Granted, it’s hard to feel much of an affinity today with an artist worth an estimated $500 million and whose farewell tour is on course to gross in excess of $400 million.

Still, he came from nowhere and starting out was not a natural in the spotlight.

That, indeed, is one of the reasons for his flamboyant costumes from back in the day. As he says in the film, the punters don’t pay to see Reg Dwight. They’re here for Elton John.

This brings us to perhaps the most intriguing aspect of the show he brings to Dublin today.
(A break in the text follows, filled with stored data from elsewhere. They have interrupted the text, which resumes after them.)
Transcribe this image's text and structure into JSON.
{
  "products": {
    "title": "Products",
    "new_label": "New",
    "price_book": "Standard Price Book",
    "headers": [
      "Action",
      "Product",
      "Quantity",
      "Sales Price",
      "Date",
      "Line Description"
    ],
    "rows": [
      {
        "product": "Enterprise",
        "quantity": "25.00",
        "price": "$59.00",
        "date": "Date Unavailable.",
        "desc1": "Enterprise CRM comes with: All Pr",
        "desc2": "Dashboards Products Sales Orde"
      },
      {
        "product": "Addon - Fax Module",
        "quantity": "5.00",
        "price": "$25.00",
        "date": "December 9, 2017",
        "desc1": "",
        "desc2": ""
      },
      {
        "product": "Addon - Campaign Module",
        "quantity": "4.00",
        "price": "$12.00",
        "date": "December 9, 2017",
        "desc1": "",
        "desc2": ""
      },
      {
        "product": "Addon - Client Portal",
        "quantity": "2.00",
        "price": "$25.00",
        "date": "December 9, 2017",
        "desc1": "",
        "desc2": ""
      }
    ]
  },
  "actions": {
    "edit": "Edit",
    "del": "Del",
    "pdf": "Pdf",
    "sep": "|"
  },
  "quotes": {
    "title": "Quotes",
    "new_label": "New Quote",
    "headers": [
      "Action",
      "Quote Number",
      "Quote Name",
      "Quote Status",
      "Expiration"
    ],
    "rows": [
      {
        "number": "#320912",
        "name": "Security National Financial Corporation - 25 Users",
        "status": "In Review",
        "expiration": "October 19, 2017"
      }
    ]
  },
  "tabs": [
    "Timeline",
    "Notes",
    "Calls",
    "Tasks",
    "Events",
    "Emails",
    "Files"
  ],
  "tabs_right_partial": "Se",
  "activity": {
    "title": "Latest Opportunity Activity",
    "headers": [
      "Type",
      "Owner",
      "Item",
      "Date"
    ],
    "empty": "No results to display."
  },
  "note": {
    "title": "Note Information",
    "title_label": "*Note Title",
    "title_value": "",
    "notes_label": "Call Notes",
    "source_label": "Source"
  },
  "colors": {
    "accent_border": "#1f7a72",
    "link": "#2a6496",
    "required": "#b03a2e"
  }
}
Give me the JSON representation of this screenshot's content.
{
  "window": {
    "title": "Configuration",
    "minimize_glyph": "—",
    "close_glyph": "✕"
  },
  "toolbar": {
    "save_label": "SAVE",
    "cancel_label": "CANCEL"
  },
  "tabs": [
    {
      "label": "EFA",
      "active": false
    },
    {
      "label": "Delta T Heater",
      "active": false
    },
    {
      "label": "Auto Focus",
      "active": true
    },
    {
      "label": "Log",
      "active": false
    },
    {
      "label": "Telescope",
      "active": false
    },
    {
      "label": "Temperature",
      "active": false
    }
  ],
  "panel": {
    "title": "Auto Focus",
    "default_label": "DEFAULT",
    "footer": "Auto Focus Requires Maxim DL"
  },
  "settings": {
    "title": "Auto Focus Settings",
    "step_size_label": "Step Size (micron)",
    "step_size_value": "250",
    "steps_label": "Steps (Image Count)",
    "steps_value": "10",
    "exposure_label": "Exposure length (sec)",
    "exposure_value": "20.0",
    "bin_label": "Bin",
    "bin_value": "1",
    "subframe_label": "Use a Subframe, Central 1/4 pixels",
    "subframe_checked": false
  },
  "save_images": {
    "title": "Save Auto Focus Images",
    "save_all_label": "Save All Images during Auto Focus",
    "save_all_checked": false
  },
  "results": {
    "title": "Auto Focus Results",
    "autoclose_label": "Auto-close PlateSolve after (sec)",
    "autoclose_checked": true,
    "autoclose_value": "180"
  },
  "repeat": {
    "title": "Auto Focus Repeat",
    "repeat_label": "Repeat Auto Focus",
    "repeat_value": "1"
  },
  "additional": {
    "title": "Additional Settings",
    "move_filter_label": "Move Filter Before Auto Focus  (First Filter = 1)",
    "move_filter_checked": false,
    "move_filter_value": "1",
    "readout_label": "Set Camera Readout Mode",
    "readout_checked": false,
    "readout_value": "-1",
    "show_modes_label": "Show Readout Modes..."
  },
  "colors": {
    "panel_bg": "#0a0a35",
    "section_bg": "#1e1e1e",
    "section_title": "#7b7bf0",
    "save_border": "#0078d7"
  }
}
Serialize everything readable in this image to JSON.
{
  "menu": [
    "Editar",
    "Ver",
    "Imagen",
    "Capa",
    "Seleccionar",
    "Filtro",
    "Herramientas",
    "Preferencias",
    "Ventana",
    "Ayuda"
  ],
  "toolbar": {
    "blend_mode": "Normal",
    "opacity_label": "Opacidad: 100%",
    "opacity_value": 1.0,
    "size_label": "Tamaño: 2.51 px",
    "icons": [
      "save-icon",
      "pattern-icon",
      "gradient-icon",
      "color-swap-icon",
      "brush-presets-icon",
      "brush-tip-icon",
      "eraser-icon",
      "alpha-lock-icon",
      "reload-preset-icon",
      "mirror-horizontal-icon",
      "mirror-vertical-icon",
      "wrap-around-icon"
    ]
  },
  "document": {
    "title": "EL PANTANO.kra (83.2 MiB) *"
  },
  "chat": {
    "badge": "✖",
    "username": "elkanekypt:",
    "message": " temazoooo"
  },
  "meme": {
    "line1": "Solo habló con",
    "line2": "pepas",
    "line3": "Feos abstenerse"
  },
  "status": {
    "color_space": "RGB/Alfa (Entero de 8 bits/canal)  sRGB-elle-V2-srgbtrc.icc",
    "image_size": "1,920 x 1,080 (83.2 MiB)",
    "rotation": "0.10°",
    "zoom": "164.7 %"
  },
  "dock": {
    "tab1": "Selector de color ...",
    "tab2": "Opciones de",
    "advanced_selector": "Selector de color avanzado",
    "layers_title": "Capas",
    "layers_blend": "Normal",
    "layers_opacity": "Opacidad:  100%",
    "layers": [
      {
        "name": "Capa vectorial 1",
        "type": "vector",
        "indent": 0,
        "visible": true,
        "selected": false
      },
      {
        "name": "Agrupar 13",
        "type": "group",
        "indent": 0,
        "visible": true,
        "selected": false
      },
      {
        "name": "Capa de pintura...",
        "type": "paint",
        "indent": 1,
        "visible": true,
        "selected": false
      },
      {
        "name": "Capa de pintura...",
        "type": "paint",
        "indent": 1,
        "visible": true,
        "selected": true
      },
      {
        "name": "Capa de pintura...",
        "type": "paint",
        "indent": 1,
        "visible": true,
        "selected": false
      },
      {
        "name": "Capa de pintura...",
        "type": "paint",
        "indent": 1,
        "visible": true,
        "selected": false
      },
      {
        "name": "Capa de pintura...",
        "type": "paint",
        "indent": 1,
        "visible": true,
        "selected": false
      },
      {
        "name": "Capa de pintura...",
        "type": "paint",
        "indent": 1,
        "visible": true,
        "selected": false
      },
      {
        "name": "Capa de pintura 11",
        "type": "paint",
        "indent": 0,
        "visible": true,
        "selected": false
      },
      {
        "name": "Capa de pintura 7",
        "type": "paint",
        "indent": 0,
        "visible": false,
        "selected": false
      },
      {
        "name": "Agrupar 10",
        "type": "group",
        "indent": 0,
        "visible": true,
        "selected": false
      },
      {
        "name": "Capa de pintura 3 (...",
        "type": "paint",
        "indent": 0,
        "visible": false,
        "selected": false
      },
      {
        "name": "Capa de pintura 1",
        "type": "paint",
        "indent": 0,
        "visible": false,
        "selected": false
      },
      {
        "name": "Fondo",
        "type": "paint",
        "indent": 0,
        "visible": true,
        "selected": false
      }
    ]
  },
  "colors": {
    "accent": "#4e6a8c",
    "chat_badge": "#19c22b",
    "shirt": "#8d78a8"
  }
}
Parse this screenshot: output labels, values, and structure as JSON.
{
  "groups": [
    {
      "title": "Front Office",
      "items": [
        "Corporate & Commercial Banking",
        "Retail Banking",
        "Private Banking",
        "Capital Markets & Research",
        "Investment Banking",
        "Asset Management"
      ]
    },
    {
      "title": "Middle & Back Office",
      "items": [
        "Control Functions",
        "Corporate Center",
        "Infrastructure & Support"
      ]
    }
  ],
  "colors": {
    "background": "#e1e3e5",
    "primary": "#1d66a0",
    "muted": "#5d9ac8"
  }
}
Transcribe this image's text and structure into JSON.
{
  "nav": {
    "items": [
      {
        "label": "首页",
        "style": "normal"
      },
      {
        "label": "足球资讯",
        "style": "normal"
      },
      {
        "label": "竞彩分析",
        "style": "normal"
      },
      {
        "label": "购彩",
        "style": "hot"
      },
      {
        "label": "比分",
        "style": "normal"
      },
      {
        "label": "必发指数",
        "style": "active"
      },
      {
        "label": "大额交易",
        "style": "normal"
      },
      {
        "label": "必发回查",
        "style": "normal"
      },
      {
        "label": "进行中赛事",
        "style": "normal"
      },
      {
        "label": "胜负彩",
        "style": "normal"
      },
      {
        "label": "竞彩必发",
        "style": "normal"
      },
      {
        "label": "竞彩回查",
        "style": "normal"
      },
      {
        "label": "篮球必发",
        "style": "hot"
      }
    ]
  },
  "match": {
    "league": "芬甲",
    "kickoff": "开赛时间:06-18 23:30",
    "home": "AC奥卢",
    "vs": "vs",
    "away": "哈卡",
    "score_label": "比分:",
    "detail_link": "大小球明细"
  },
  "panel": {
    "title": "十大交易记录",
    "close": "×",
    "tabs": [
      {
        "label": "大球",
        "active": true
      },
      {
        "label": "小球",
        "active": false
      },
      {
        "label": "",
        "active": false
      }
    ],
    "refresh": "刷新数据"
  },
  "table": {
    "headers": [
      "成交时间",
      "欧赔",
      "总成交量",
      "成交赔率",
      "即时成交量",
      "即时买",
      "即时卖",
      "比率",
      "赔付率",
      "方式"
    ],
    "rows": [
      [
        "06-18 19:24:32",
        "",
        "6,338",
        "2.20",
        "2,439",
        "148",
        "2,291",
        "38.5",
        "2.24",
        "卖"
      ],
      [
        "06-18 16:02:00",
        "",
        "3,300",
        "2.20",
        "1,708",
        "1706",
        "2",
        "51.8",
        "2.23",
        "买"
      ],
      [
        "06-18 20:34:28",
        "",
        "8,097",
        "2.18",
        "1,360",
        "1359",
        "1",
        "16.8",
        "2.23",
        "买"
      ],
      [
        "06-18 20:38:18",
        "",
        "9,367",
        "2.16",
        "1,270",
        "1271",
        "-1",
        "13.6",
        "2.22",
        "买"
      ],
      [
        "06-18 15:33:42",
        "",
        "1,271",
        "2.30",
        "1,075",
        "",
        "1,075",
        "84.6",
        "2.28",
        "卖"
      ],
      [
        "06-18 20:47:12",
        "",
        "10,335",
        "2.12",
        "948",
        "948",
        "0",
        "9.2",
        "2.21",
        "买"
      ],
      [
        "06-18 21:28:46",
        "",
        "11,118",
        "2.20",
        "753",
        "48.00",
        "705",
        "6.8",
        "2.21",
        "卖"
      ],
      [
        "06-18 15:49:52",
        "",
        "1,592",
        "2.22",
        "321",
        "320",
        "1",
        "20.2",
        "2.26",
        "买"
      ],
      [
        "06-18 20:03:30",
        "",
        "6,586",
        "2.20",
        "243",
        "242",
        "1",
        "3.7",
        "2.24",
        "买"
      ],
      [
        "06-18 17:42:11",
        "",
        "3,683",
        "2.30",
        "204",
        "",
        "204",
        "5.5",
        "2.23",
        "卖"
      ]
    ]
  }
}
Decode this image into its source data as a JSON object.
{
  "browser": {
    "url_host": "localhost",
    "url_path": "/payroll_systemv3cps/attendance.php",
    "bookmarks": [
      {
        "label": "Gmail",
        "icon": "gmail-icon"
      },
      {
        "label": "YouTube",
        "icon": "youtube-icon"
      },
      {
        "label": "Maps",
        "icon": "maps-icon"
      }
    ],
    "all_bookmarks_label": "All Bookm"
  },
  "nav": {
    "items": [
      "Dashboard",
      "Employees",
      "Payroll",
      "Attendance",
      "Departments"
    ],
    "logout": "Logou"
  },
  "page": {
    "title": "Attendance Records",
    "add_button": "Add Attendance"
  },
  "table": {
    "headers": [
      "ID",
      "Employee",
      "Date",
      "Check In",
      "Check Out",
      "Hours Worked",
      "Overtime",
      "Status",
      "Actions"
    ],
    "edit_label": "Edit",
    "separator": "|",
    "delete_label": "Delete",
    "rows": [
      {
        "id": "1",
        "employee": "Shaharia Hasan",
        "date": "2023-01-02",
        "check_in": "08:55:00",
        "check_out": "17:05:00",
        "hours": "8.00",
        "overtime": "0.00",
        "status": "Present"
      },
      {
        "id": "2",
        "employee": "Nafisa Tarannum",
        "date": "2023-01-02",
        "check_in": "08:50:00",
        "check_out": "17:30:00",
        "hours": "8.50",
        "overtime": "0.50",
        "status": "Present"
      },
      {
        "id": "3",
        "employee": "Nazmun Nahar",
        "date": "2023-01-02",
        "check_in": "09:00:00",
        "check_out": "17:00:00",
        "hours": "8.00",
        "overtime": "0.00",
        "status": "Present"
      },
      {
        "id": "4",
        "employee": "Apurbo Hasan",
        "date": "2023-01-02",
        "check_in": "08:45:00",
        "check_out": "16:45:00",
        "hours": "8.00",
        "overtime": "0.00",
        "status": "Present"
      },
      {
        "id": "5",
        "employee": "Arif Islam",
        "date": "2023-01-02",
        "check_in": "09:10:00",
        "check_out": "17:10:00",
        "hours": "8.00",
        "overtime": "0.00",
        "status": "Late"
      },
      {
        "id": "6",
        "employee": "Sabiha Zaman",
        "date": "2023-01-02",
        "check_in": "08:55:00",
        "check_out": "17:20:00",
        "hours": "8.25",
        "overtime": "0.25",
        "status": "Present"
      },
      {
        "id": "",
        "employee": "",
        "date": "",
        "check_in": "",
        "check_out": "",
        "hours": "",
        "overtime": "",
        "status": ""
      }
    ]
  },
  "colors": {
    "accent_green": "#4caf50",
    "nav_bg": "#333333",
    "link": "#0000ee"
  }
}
He has paired the songs with affecting videos — miniature movies, really —  that variously hark back to his childhood and his early years as a striving unknown.  

As he sings, the screens will flash images of working class English people on holidays at the seaside and of fans displaying their Elton memorabilia.

Reg Dwight is long gone. Elton is now a pop star of imaginable wealth — and one capable of more than the occasional strop, if past documentaries are any clue.

But amid the glitz, he still holds onto where he comes from. Perhaps it’s that grain (and it is merely a grain) of humility amid the glitter that has contributed to his rehabilitation. Or maybe we just like the music.